To be clear, I’d suggest attaching the frame down to the table, then attaching the wasteboard to the table top in its usual spot. You just eliminate the frame, and stiffen the entire unit up greatly by having a solid membrane under it, instead of a flimsy aluminum channel assembly.

I’d like to see some pictures of how you’ve attached the frame to the table - did you just use 4 angle brackets or do something else more fancy?

This is what I use. It encloses the computer and dust collection along with additional storage.

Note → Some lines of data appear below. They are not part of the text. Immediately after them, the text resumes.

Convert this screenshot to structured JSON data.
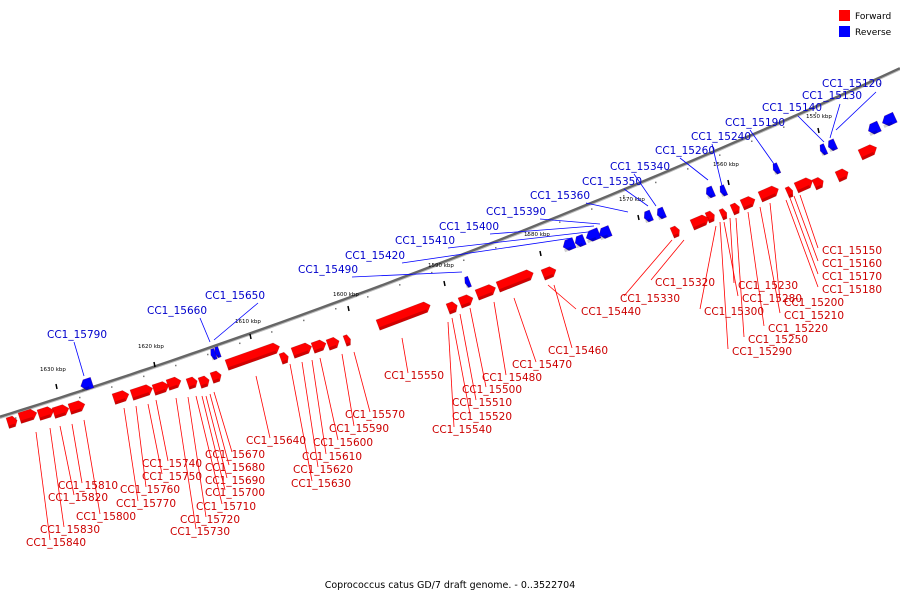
{
  "legend": [
    {
      "label": "Forward",
      "color": "#ff0000"
    },
    {
      "label": "Reverse",
      "color": "#0000ff"
    }
  ],
  "caption": "Coprococcus catus GD/7 draft genome. - 0..3522704",
  "colors": {
    "forward": "#ff0000",
    "forward_label": "#cc0000",
    "reverse": "#0000ff",
    "reverse_label": "#0000cc",
    "backbone": "#666666"
  },
  "ticks": [
    {
      "label": "1550 kbp"
    },
    {
      "label": "1560 kbp"
    },
    {
      "label": "1570 kbp"
    },
    {
      "label": "1580 kbp"
    },
    {
      "label": "1590 kbp"
    },
    {
      "label": "1600 kbp"
    },
    {
      "label": "1610 kbp"
    },
    {
      "label": "1620 kbp"
    },
    {
      "label": "1630 kbp"
    }
  ],
  "forward_genes": [
    "CC1_15150",
    "CC1_15160",
    "CC1_15170",
    "CC1_15180",
    "CC1_15200",
    "CC1_15210",
    "CC1_15220",
    "CC1_15230",
    "CC1_15250",
    "CC1_15280",
    "CC1_15290",
    "CC1_15300",
    "CC1_15320",
    "CC1_15330",
    "CC1_15440",
    "CC1_15460",
    "CC1_15470",
    "CC1_15480",
    "CC1_15500",
    "CC1_15510",
    "CC1_15520",
    "CC1_15540",
    "CC1_15550",
    "CC1_15570",
    "CC1_15590",
    "CC1_15600",
    "CC1_15610",
    "CC1_15620",
    "CC1_15630",
    "CC1_15640",
    "CC1_15670",
    "CC1_15680",
    "CC1_15690",
    "CC1_15700",
    "CC1_15710",
    "CC1_15720",
    "CC1_15730",
    "CC1_15740",
    "CC1_15750",
    "CC1_15760",
    "CC1_15770",
    "CC1_15800",
    "CC1_15810",
    "CC1_15820",
    "CC1_15830",
    "CC1_15840"
  ],
  "reverse_genes": [
    "CC1_15120",
    "CC1_15130",
    "CC1_15140",
    "CC1_15190",
    "CC1_15240",
    "CC1_15260",
    "CC1_15340",
    "CC1_15350",
    "CC1_15360",
    "CC1_15390",
    "CC1_15400",
    "CC1_15410",
    "CC1_15420",
    "CC1_15490",
    "CC1_15650",
    "CC1_15660",
    "CC1_15790"
  ]
}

I had melamine for my wasteboard, and didn’t like it. Being able to write on it in pencil was awesome, but the thickness varied enough that I ended up having to either flatten it or put a secondary wasteboard on top of it. Additionally, the chips under the melamine are probably going to dull your bits a lot faster than MDF or regular wood.

I ended up taking it off and am debating how exactly to dispose of it. I did make a video of the replacement process though, so that was a plus.

I don’t think I’ll end up with melamine as the wasteboard. At the moment I’m considering the suggestions which would have me keep the melamine for the table top, fasten the MDF wasteboard directly to the table, and ditch the aluminum bottom frame. Looking for ideas how to nicely attach the 4 Y supports to the table top and have it both serviceable and nice looking.